As we start Carrie Bradshaw's story (yes --- the Carrie Bradshaw, of the well-known “Sex and the City”TV show, film, and book), it's the first day of her senior year, and she has zeroed in on an intriguing guy. Sebastian Kydd begins attending Carrie's high school after years at a local private school. Carrie is glad for the distraction from her painful rejection from the New School Advanced Summer Writing Seminar in New York City. She has always wanted to be a writer, and the rejection, she fears, must mean she doesn't have the talent to carry out her dream. When she applied, she kept it secret from her family and her circle of close friends, so now she must mull over her failings alone.

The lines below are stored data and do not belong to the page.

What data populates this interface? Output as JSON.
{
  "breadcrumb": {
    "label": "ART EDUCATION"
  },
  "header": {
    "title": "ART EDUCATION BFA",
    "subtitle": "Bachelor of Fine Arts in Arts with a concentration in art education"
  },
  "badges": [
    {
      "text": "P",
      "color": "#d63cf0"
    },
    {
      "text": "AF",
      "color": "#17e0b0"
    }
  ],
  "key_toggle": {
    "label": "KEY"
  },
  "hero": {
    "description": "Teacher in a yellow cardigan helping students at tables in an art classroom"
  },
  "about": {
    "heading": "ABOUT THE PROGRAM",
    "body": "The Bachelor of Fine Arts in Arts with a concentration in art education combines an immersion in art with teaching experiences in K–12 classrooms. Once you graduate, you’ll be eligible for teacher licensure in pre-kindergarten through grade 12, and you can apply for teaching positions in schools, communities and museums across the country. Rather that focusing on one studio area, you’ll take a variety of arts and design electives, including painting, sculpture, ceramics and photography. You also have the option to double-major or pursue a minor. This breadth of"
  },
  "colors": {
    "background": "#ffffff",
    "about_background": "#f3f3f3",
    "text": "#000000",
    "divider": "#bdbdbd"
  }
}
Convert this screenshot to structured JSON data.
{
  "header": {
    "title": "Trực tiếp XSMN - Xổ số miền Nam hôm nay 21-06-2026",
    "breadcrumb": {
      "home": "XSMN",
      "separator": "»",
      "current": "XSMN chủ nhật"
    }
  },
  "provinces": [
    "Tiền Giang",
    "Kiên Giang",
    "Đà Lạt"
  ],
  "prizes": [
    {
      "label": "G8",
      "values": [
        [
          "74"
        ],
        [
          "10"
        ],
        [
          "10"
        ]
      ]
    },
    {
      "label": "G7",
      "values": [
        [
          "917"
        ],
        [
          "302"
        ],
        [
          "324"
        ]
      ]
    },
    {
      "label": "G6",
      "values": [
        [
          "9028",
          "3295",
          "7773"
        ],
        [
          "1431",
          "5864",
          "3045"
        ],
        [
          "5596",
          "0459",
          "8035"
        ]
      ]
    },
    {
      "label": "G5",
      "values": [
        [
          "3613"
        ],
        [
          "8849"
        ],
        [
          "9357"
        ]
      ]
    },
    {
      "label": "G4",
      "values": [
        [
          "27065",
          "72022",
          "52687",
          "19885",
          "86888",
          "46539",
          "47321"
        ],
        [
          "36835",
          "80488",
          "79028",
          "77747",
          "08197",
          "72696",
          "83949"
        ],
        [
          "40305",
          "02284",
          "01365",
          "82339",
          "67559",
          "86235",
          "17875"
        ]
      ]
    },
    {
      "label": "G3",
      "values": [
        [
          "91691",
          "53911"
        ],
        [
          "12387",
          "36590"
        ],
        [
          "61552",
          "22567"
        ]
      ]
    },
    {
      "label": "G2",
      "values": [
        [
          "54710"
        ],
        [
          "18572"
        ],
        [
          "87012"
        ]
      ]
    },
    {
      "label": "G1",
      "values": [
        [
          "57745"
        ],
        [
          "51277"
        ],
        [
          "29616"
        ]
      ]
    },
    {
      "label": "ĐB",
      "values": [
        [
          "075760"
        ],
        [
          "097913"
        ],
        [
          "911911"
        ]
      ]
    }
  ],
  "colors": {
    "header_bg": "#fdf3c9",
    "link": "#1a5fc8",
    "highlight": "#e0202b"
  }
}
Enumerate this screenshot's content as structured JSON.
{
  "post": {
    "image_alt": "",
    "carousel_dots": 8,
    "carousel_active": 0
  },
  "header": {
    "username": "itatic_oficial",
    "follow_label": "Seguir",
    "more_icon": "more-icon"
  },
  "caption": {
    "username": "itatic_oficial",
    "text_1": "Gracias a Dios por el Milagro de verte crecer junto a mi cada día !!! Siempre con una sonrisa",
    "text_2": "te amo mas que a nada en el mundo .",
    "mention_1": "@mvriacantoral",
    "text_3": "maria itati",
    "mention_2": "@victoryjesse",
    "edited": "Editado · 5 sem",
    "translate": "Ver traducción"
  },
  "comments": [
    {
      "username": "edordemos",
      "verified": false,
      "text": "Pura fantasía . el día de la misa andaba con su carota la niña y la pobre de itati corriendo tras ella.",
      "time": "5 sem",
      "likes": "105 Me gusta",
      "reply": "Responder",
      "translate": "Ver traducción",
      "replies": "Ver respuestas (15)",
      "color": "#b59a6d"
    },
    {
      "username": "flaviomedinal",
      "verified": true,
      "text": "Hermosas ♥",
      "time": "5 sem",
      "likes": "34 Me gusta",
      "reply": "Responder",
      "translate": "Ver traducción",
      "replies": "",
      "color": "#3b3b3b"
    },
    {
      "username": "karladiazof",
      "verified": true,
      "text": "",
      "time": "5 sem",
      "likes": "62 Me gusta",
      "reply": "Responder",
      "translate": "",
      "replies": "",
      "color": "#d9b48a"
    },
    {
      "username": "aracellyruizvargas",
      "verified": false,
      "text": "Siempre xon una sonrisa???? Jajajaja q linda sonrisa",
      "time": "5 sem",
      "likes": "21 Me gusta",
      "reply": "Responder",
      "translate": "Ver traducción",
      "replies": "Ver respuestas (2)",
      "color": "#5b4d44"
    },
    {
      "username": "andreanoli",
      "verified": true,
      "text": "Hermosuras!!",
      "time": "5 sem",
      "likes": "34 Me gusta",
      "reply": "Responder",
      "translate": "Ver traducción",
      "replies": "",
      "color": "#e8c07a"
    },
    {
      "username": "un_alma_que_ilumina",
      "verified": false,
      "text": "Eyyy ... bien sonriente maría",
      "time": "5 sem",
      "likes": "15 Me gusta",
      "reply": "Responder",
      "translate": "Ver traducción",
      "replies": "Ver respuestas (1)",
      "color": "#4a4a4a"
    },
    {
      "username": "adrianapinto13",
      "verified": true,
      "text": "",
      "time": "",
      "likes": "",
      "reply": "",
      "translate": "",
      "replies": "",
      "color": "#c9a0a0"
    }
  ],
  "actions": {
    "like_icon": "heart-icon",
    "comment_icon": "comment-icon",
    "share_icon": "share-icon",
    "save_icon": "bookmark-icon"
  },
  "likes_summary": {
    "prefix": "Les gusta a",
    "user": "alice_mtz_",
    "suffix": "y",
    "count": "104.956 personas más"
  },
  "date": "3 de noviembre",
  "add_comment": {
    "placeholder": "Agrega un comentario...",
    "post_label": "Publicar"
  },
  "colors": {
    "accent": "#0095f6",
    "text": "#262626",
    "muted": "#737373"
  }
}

Carrie realizes immediately that Sebastian is not really a stranger to her. In fact, they have a history --- although that history is quite brief and incredibly weird. When Carrie was 12, and in a gawky, awkward stage, she was also obsessed with feminism as laid out by an author named Mary Gordon Howard. Carrie's mother had been remodeling the Kydds’ kitchen, and one day Carrie accompanied her mother to the project. When cute Sebastian appeared, she was totally unnerved and blurted, "Mary Gordon Howard believes that most forms of sexual intercourse can be classified as rape." Not exactly a cherished memory…
Now, Sebastian appears to remember vaguely that his and Carrie's mother once were friends. He dances with Carrie at a party, then tells her he'll come visit her sometime at her home. Carrie is distracted by Sebastian, but can't help noticing that her friends are changing this year. Her close buddies, Maggie and Walt, have been together for years and have always included her on dates. Now Walt confides some intriguing facts about their romantic life. Meanwhile, the formerly nerdish Peter seems to be hanging around Maggie. Peter also challenges Carrie about her writing ambitions, suggesting she should write for the school newspaper since he is the editor. Sebastian seems interested in Carrie, but his attentions and messages are rather mysterious and muddled. Why does gorgeous Donna LaDonna seem to believe Carrie is poaching her property?
THE CARRIE DIARIES is an intelligent and well-paced page-turner. Carrie is frequently hilarious, such as when she's describing her well-meaning but rambling dad with his obscure discussions on how to handle life and relationships. She is also often wise and has some almost shockingly insightful comments about women. Concerning her friend Maggie's mom, she says: "Anita is really, really nice --- too nice, in fact. She's so nice that I always get the feeling the niceness has swallowed up the real Anita, and someday she's going to do something drastic, like burn down the house."
It is so enjoyable to spy the qualities in the teenaged Carrie that we see in the version of her adult self. We glimpse her future fashonista and learn how the beginnings of her journalistic career are motivated by revenge. Her love affair with "the city" is explored, answering the question of how the small-town girl landed in New York. Of course, the theme of friendship's importance is dominant; we wouldn't expect any different from Carrie at any age. THE CARRIE DIARIES concludes with a last line that is guaranteed to make any “Sex and the City” fan burst out laughing --- a fitting finale for a fabulous page-turner.